I was going to make some soap for a friend and he likes pine scents and citrus scents is not a fan of musks or florals.  I believe I saw an Orange Pine Christmas scent somewhere (WSP, I think), I am trying to find other ideas also. I looked up Cold Water and Mountain Lake on the fragrance finder, and a lot of the Mountain Lake ones are a dupe of a floral Yankee Candle scent, but one from Mill Creek may have some possibilities.


----------



## Maythorn (Mar 1, 2013)

Elements carries a Citrus Balsam and it's supposed to be good or look on Fragrance Finder.


----------



## lsg (Mar 1, 2013)

one part cedarwood and one part sweet orange is one of my favorite combinations.  It is a masculine fragrance.


----------



## AlchemyandAshes (Mar 1, 2013)

Lemon & Rosemary makes an herbaceous citrusy scent that will keep it from becoming a "Pine Sol" dupe. Yeah, I know you said "Pine" not " herbaceous", but Rosemary & Pine have similarities  You could add a little Cedarwood to that to round it out.

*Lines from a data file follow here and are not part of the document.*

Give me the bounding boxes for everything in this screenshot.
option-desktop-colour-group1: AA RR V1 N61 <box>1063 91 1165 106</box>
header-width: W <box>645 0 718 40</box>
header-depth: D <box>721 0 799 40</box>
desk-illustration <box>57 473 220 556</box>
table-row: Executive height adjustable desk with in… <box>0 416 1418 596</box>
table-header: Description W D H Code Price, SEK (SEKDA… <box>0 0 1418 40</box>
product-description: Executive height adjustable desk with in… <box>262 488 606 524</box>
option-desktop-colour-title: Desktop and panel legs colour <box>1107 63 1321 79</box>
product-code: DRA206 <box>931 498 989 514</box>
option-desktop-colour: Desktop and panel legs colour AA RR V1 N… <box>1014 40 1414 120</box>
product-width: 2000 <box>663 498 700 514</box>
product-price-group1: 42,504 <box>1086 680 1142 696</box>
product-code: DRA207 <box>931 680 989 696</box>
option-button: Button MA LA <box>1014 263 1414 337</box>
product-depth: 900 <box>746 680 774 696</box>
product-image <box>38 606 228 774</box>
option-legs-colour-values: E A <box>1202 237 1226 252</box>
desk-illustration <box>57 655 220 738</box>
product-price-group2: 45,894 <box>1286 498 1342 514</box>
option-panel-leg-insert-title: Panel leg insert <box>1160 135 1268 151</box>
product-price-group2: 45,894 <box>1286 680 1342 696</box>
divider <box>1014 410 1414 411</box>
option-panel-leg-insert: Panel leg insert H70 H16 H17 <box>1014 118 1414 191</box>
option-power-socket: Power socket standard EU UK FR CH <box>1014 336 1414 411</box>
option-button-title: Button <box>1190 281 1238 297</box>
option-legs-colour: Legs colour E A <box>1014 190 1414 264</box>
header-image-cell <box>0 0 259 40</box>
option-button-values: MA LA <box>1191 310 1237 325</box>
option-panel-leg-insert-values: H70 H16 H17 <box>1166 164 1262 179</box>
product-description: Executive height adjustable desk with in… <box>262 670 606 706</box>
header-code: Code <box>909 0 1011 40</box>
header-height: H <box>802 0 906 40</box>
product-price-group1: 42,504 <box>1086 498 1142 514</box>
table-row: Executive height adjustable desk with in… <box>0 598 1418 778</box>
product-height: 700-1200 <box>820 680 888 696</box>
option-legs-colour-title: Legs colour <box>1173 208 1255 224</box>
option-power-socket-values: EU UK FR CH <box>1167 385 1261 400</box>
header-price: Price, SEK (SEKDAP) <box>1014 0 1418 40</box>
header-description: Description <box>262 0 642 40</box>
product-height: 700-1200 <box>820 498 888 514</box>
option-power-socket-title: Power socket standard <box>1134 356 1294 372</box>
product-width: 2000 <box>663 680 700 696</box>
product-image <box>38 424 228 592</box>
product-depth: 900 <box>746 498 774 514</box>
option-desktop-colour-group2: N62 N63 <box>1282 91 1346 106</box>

And I'm with Paillo, I prefer Spruce to Fir or Pine:
http://www.camdengrey.com/essential-oils/spruce.html


----------



## Genny (Mar 1, 2013)

Ooh, lemon & rosemary is delicious!  I use that combo on some of my garden soaps.


----------



## Badger (Mar 1, 2013)

Thank you all for your suggestions.  I don't have a lot in essential oils yet, but I will see what I can come up with.  Looks like I have a few options.  I think the person I am making this for would prefer EOs over FOs, so making my own blend might be the way to go.


----------